Die Natur des Menschen ist seine Kultur. Das Auftreten des Menschen fällt zusammen mit der Entstehung von Kultur als zunehmend geistige, subjektive Bewältigung von Natur.

Dies gilt auch für die Sexualität als Teil der menschlichen Kultur, als Ausdruck der Subjekthaftigkeit des Menschen. Menschliche Sexualität ist die geschichtliche und persönliche Entwicklung einer Kultur von Erotik, Sexualität und Fruchtbarkeit, ist die jeweils subjektive Aneignung von Sexualität als einer zunehmend ausdifferenzierten, personalen Sprache der Liebe. Im Laufe der modernen Entwicklung von Liebe, Partnerschaft und Ehe bekommt Sexualität über die Dimension der Fortpflanzung hinaus eine immer größere Bedeutsamkeit für die persönliche Selbsterfahrung und Selbstentfaltung und für die Gestaltung und das Erleben von Partnerschaft und Ehe.

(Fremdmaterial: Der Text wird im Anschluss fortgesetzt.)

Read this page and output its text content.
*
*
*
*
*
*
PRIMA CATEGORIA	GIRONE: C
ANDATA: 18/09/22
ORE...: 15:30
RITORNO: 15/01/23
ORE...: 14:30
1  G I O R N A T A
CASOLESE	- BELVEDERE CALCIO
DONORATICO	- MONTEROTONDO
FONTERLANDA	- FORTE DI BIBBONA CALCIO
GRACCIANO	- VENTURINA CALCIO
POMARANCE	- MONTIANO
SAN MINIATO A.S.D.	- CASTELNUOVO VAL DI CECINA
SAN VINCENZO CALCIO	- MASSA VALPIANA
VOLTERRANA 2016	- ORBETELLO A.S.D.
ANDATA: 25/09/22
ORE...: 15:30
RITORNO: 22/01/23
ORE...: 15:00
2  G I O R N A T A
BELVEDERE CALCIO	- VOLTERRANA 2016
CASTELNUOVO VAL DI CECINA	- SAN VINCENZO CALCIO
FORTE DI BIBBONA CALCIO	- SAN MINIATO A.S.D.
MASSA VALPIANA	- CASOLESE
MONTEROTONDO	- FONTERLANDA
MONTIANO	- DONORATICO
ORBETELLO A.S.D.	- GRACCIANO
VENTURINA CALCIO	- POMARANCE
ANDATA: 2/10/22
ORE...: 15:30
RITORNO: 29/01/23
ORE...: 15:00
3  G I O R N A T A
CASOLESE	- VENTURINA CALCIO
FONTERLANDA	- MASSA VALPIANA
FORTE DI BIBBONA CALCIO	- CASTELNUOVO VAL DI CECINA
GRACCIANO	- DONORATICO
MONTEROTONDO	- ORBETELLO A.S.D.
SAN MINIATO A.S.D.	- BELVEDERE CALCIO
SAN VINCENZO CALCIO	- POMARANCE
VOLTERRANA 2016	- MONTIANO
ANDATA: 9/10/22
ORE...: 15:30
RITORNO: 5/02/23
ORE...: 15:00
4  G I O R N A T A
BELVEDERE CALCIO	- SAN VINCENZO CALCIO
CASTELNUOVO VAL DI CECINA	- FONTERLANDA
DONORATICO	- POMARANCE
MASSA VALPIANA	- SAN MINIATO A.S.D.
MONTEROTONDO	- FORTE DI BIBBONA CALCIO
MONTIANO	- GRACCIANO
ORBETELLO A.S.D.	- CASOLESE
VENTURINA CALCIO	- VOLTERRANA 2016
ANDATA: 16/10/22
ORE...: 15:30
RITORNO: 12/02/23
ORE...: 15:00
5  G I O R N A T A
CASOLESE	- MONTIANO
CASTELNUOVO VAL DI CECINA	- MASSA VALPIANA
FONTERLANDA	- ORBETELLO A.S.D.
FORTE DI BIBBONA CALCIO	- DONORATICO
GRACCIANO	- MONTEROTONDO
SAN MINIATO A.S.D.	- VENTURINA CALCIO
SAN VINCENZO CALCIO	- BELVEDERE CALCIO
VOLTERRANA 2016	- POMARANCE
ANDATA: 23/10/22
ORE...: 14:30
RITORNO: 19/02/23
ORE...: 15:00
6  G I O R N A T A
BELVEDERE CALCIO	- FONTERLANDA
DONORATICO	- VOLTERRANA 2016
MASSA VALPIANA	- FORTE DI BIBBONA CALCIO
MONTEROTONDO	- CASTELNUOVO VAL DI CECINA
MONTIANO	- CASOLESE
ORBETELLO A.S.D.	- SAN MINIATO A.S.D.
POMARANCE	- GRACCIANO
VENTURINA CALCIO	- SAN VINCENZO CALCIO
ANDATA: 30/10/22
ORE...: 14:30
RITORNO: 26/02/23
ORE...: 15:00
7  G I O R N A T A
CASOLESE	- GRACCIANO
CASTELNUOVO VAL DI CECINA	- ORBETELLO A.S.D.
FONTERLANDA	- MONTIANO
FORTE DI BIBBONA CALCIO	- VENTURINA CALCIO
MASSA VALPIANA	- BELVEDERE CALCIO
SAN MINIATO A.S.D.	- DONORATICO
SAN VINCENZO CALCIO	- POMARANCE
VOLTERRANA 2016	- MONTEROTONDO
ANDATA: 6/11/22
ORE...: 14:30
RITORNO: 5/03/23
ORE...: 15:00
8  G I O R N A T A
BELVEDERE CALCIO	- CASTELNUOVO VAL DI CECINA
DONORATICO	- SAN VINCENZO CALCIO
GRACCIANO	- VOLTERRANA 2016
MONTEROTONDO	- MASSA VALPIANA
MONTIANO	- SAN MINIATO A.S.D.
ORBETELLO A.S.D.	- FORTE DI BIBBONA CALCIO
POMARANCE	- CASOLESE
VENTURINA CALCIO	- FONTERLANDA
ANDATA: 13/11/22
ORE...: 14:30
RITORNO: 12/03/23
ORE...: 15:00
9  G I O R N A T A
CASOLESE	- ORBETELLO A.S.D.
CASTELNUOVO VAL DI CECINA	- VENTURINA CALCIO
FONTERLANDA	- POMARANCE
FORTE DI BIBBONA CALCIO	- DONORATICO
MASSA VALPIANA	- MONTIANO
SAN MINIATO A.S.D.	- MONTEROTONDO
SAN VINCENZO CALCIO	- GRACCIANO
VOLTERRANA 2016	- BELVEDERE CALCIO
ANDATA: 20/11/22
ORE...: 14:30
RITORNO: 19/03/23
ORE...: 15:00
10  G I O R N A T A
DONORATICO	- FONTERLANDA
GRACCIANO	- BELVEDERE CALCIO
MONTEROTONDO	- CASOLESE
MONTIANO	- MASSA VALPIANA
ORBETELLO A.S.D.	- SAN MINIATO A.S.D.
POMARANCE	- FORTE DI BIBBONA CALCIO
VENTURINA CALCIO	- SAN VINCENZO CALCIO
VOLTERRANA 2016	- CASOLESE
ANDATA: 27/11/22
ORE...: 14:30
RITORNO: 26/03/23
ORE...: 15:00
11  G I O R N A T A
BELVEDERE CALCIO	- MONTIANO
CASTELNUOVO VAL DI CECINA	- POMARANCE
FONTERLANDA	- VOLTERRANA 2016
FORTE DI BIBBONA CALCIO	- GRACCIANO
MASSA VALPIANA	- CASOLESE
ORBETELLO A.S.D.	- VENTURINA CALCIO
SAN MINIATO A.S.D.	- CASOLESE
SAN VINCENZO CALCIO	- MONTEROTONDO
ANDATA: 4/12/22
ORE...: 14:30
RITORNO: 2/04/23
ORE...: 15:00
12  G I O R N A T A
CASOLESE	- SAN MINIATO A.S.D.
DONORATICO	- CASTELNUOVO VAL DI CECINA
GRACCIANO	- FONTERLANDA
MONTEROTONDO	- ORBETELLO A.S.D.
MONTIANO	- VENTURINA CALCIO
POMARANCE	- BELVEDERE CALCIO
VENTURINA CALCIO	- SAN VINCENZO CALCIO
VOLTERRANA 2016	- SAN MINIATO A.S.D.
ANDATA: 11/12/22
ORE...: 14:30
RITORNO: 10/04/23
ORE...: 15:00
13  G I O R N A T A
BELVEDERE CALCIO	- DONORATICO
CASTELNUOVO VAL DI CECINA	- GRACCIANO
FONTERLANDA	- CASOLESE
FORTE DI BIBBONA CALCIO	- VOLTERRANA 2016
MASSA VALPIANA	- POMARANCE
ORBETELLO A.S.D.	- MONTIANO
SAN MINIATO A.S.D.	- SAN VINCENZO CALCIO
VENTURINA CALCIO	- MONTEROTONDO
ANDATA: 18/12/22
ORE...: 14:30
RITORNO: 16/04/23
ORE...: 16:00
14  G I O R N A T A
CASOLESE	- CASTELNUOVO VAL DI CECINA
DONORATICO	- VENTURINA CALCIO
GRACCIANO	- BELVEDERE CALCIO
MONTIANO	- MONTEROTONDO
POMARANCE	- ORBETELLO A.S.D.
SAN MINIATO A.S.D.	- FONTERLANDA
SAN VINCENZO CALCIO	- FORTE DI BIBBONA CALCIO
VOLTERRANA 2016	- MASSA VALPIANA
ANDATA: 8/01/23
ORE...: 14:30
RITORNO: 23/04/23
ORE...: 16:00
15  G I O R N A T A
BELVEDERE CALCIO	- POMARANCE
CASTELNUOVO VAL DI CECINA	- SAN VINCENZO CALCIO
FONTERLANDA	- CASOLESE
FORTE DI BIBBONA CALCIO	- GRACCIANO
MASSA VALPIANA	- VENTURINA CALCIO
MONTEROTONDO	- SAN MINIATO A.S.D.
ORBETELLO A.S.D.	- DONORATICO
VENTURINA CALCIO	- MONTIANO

Sexualität wird zur Sprache und zum Ausdruck des Subjekts (Selbsterfahrung) und zum Medium personaler Beziehung und Begegnung (Du-Erfahrung). Je mehr Sexualität im Kontext von personaler Liebe von Begegnung und Beziehung gesehen (vgl. auch die Aussagen des II. Vat. Konzils) und gestaltet wird, umso mehr wird Sexualität zu einer persönlichen und damit auch individuellen Wirklichkeit, zu einer persönlichen und individuellen Eigensprache des einzelnen, die geformt ist aus seiner Kultur, seiner Biografie und aus der Notwendigkeit des Dialogs mit der sexuellen Sprache des Partners/der Partnerin.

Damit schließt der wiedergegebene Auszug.